Starling House(68)



If this was a fight, I lost it. I’m laid out flat, gasping for air, feeling furious and ashamed and everything except surprised. Because I guess this is another thing I already knew. I knew Bev didn’t let me stay because she had to. She did it for the same reason she slapped wet tobacco on my wasp sting as a kid: because I needed help, even if I never asked.

I’m bent over, arms crossed around my own chest, as if I might come apart at the seams if I don’t hold myself tight. “Why didn’t you tell me? That I was—that Mom was a Gravely.” My voice is small in my ears, very young.

Bev sighs beside me, and her body sags into it. “I don’t know. Never seemed to be a good time for it, I guess.” She wipes sweat off her upper lip. “Or maybe I just didn’t want to tell you. Your mama was the only Gravely I ever met that was worth a damn, and they cast her out, and you too. I took you in.” I risk a look at her face and find it just as hard and mean as always. But she scoots her foot toward me until the sides of our shoes are pressed together. “Finders keepers.”

A weird warmth moves from her shoe to mine, chasing up my limbs, settling in my chest. It occurs to me that I was wrong, that Bev never looked away. She helped us even though we never asked. And if home really is wherever you’re loved—

I can’t finish the thought.

Bev is speaking again. “You should know. The day before your mama—on New Year’s Eve, she came over. We split a bottle or two and she told me her daddy was dying. She said she was going to talk to him, to make things right for you and Jasper. She said she’d pay me back for all those years in room 12.”

I exhale, not quite a laugh. “She said a lot of things.” I remember all the big talk, and all the broken promises that came after. It occurs to me, for no good reason, that Arthur has never broken a promise to me.

“I know, but this time seemed different.” Bev shakes her head and stands. Her knee joints sound like cap guns. “I don’t know what all’s going on with you, kid, but if you ever . . .” She trails into a sigh, having apparently exceeded her annual quota of public emotions.

She reaches for the office door with her neck bent and her shoulders heavy, and it strikes me that it’s been a long time since I saw her with her chin held high. The buzzed sides of her head have gone shaggy with neglect and the shadows under her eyes have deepened to a sleepless mauve, and I didn’t notice because I was too busy wallowing.

“So what about you?”

She pauses with the door half-open. “What about me?”

“Do you ever ask for help?”

She very nearly smiles. “Mind your own business. Meathead.”

The CLOSED sign jangles against the glass as the door shuts behind her.

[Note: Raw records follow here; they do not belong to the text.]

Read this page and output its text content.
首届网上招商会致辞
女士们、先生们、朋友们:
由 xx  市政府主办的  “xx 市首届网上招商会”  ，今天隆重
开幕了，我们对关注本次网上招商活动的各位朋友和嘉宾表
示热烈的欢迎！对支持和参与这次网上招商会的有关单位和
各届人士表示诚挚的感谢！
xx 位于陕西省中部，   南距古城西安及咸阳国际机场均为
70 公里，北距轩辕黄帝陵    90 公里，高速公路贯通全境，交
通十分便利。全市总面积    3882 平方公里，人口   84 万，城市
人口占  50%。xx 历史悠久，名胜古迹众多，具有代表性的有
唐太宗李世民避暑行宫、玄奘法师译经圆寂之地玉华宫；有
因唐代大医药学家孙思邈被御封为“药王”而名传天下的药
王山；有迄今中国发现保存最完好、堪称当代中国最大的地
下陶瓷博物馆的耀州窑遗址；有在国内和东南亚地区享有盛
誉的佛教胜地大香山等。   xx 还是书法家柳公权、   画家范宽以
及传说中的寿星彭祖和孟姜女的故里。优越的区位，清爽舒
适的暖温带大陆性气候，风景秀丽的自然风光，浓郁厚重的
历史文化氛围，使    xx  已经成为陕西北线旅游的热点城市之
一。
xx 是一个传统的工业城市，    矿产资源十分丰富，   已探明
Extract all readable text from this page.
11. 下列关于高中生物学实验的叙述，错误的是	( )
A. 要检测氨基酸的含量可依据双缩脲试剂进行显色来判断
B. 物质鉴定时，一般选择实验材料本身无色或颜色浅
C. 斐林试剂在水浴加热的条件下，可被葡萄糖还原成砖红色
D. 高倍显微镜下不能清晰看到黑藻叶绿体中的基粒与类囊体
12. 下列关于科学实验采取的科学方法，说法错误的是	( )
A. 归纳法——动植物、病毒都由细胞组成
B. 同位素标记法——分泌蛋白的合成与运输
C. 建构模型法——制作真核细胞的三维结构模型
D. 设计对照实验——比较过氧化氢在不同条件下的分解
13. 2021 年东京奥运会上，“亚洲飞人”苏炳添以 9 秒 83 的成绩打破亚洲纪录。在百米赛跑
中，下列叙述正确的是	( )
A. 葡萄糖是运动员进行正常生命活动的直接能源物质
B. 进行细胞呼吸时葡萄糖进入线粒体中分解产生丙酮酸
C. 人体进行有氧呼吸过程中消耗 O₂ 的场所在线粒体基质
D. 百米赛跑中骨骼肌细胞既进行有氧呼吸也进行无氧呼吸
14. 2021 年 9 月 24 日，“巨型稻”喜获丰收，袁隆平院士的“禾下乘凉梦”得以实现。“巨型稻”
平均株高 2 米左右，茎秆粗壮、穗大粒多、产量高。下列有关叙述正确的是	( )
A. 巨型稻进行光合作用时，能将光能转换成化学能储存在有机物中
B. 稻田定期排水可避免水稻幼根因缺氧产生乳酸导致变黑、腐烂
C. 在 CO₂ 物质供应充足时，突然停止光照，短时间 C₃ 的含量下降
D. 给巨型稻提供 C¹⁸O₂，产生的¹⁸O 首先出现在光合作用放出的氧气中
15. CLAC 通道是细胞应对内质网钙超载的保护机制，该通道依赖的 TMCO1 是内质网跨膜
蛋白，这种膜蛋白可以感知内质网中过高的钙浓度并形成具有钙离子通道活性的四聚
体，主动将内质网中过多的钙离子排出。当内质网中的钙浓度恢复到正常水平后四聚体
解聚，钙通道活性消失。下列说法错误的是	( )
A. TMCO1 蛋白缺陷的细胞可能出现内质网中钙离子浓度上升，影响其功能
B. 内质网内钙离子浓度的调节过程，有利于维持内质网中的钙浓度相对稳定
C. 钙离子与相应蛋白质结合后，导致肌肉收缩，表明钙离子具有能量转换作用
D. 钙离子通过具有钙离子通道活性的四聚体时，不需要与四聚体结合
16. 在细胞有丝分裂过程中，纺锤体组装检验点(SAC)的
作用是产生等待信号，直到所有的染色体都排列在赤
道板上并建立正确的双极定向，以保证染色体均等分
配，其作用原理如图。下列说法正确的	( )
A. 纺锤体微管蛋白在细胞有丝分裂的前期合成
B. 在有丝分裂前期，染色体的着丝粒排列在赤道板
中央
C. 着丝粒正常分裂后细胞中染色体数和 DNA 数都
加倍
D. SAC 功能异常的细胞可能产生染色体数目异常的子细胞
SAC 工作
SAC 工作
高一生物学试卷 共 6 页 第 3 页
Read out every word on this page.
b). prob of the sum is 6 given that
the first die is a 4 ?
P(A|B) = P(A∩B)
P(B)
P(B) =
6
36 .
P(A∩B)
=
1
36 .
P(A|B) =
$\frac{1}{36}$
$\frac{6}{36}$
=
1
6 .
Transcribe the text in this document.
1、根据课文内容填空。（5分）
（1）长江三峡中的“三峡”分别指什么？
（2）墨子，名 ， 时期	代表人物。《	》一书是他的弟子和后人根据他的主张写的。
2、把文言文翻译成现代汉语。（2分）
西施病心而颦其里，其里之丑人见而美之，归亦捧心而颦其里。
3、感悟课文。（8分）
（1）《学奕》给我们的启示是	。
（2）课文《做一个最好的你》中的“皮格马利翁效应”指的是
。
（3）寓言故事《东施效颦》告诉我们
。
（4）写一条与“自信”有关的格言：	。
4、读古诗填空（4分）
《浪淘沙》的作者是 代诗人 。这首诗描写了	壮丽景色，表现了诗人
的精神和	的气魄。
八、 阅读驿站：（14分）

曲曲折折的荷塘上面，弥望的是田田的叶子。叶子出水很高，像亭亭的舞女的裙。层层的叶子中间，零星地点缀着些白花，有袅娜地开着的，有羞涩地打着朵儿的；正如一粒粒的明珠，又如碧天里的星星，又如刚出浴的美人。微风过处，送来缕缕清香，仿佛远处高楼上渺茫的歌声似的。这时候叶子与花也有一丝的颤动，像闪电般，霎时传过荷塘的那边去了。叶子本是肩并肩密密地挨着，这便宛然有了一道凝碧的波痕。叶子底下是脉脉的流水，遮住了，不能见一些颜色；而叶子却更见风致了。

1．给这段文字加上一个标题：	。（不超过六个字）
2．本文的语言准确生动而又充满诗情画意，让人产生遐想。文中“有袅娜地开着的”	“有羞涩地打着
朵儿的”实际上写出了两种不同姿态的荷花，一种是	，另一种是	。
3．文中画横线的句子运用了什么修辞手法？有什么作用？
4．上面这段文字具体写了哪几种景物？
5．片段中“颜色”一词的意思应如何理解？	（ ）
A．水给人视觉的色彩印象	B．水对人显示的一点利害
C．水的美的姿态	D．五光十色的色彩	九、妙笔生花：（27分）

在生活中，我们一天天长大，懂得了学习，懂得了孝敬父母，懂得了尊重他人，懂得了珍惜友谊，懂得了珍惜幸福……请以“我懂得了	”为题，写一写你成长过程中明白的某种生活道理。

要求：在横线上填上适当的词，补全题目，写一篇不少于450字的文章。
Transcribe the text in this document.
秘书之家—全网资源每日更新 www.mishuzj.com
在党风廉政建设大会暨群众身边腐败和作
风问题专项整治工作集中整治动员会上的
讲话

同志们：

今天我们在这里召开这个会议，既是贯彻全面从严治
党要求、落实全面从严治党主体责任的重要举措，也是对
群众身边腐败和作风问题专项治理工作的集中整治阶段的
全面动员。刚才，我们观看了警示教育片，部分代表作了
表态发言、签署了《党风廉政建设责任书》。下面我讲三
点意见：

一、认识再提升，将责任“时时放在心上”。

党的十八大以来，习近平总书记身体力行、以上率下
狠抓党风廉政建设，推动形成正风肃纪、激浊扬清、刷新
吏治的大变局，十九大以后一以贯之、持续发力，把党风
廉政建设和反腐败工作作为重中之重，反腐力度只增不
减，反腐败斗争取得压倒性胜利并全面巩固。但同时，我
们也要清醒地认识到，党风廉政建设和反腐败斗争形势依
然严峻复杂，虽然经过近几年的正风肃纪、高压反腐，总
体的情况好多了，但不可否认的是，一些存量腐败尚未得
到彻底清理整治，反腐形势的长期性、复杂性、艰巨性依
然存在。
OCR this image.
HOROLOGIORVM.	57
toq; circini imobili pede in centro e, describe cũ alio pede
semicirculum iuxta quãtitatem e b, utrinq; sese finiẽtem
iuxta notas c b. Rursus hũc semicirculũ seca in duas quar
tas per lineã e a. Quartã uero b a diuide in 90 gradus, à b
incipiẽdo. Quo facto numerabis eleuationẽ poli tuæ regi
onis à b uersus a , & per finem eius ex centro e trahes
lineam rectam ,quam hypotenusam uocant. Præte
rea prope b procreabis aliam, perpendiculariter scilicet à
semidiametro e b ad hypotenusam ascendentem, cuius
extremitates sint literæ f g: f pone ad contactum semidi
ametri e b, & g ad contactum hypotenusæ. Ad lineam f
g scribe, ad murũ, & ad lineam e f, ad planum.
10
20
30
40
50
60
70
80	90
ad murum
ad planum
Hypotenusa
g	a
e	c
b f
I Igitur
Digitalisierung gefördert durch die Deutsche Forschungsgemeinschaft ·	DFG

I sit on the curb, letting the sun bake the hate out of me, feeling like a rug dragged out for an airing. I reread the thank-you note a few more times and try to picture it: Jasper in a crisp navy uniform, sitting at a desk without cuss words carved into it, breathing air without coal dust in it. Jasper, all taken care of, launched like a ship onto the bright seas of a better world.

I want it, I swear I do. It’s just that I can’t see myself in that picture. I’m somewhere else, off-screen or under water, drifting in whatever abyss waits for you when there’s nothing left on your list. I wonder if I’m truly angry, or just scared.

I slide my phone out of my back pocket and type why did you do it.

He might not answer. He might pretend not to know what I mean. He might have smashed his phone to pieces and gone to make war on Hell itself, because that’s the kind of dramatic fool he is. But I wait, sweating into the sidewalk, phone held too tight in my hand.

Because I didn’t want you to come back.

I type a reply but don’t send it. It sounds too much like asking a question, and to ask is to hope.

But later, when I wake from a tangled nightmare of mist and blood, with the taste of river water in my throat and the shape of his name on my tongue, I press send. i think you do.

He doesn’t answer.

It takes three days before I stop checking my texts every ten minutes, and even then I don’t really stop. I keep my phone tucked beneath the counter at Tractor Supply, hidden behind a roll of paper towels, and my heart seizes every time the screen lights up. (It’s only ever Jasper texting me pictures of friendly dogs or early tiger lilies; he seems to think I need cheering up.)

I don’t even know what I’m hoping for—an apology, a plea, an excuse to go marching up to his front door and ask him how the hell he could let me work under his roof for four months without mentioning the monsters under the floorboards which, by the way, are the reason my mom is dead.

But I suppose he has nothing to say to me, after all. He’s alone in Starling House again, just like he wanted, a mad knight readying himself for a battle he’s bound to lose.

Honestly, I’m lucky I made such a clean getaway. I check my phone again.

“You waiting on a text?” Lacey asks over my shoulder.

“Tell Frank I’m taking lunch early.” I shove the phone in my back pocket and slide out from behind the cash register.

I used to time my breaks to overlap with Lance’s so we could get high and make out behind the Tractor Supply dumpsters, but it turns out the availability of the weed was dependent on the making out, so now I spend my breaks stalking restlessly around town. Today I find myself passing the high school just as kids are shuffling toward the cafeteria, gossiping and bitching and flirting.